Investment Managers Face Tough Investment Climate in 2023
Global investment managers (IMs) face macro pressures and a challenging investment environment in 2023, with traditional IMs more exposed than alternative IMs, Fitch Ratings says in a new report. Pressure on asset values, net flows and resulting management fees is likely to intensify due to increasing market volatility and slower economic growth.
Fitch’s 2023 sub-sector outlook for traditional IMs is ‘Deteriorating’ as we expect competitive pressures to increase as investable wealth diminishes and relative performance is tested. Traditional IMs with strong, diversified franchises and significant fee-earning assets under management are better placed to face the challenges, but smaller IMs may find their financial metrics under pressure unless they can deliver investment outperformance, for example through greater specialisation. Competition from passive funds, which have outperformed active funds (net of fees) in recent years, is also likely to continue.
Leverage for traditional IMs could rise from a low base given reduced earnings and increased acquisition activity due to lower valuation multiples. Liquidity could also deteriorate but near-term debt maturities are fairly modest.
Fitch expects regulators to focus on emerging investment risks in 2023, including higher-risk strategies that could lead to outsized investment losses or fund liquidity issues when markets are volatile.
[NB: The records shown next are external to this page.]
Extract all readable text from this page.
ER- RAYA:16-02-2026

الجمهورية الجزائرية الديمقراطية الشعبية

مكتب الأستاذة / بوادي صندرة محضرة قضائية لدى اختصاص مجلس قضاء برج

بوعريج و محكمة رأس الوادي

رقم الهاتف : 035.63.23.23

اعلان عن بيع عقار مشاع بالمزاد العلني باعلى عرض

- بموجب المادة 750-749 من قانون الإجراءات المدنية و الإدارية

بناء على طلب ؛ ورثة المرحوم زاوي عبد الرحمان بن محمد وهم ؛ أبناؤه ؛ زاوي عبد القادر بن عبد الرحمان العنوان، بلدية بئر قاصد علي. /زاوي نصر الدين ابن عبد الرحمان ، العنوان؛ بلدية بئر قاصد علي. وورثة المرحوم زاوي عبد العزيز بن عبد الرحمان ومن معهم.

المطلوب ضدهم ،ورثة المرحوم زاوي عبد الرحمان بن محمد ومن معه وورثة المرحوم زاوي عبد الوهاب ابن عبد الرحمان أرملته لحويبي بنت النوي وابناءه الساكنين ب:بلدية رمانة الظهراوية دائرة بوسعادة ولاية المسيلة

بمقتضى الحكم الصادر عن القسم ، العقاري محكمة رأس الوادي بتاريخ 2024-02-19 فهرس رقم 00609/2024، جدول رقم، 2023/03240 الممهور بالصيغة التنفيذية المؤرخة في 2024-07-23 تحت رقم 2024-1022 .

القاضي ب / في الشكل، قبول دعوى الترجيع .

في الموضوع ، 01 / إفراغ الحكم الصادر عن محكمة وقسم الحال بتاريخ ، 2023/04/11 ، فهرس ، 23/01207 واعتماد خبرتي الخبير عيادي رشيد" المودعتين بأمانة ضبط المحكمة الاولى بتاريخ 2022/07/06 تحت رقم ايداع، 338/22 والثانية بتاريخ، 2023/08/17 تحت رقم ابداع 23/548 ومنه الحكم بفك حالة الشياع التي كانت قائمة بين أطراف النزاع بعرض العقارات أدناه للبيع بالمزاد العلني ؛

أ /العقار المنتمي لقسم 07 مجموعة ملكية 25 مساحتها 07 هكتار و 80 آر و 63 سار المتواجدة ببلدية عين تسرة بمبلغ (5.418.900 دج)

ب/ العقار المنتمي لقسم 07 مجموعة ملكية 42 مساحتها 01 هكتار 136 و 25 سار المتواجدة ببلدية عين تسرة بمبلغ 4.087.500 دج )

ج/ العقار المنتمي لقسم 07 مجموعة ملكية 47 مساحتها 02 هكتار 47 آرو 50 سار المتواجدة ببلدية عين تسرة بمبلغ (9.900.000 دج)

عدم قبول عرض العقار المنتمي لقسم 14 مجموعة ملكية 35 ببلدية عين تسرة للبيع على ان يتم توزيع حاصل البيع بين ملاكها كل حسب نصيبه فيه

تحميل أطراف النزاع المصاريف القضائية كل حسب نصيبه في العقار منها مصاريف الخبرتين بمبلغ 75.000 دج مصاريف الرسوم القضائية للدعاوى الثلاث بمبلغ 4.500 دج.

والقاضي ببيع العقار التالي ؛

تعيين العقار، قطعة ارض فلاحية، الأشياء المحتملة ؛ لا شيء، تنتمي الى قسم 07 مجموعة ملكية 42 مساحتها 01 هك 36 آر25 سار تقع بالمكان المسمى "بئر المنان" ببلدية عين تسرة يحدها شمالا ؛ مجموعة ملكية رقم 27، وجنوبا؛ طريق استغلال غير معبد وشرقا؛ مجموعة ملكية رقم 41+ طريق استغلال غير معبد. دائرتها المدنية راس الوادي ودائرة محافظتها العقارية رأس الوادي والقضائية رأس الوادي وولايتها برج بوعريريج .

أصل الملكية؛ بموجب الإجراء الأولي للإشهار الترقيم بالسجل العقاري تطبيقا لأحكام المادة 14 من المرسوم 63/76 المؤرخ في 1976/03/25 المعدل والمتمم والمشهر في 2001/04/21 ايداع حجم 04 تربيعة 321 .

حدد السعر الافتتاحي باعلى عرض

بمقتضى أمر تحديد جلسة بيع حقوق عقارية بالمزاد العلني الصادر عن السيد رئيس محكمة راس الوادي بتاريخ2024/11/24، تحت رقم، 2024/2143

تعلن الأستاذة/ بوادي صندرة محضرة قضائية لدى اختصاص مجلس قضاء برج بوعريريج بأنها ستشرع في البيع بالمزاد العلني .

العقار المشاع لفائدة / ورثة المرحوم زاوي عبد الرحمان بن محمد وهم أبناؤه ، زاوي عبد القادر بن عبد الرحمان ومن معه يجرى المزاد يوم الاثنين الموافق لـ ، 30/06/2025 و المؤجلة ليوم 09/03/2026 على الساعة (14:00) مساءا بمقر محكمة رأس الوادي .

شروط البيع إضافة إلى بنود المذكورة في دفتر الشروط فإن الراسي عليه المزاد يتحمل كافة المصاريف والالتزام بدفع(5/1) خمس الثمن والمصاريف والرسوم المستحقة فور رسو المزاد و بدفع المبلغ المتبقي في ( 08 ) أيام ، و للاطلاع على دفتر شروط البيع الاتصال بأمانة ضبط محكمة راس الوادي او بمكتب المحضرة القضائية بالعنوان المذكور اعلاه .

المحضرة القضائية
Fitch also expects regulators to continue their efforts to harmonise ESG definitions globally and to crack down on ‘greenwashing’.
Alternative IMs are likely to be more resilient than traditional IMs given the stability of their fees and long-term closed-end fund structures and growing perpetual capital structures. They also have a significant amount of available capital to deploy at more attractive valuations. Fitch’s 2023 sector outlook for alternative IMs is ‘Neutral’, in contrast to the sector outlook for traditional IMs.
Fitch’s 2023 sub-sector outlook for Canadian pension funds is also ‘Neutral’, reflecting their long-term investment focus, captive inflows and exceptionally strong asset overcollateralisation and liquidity.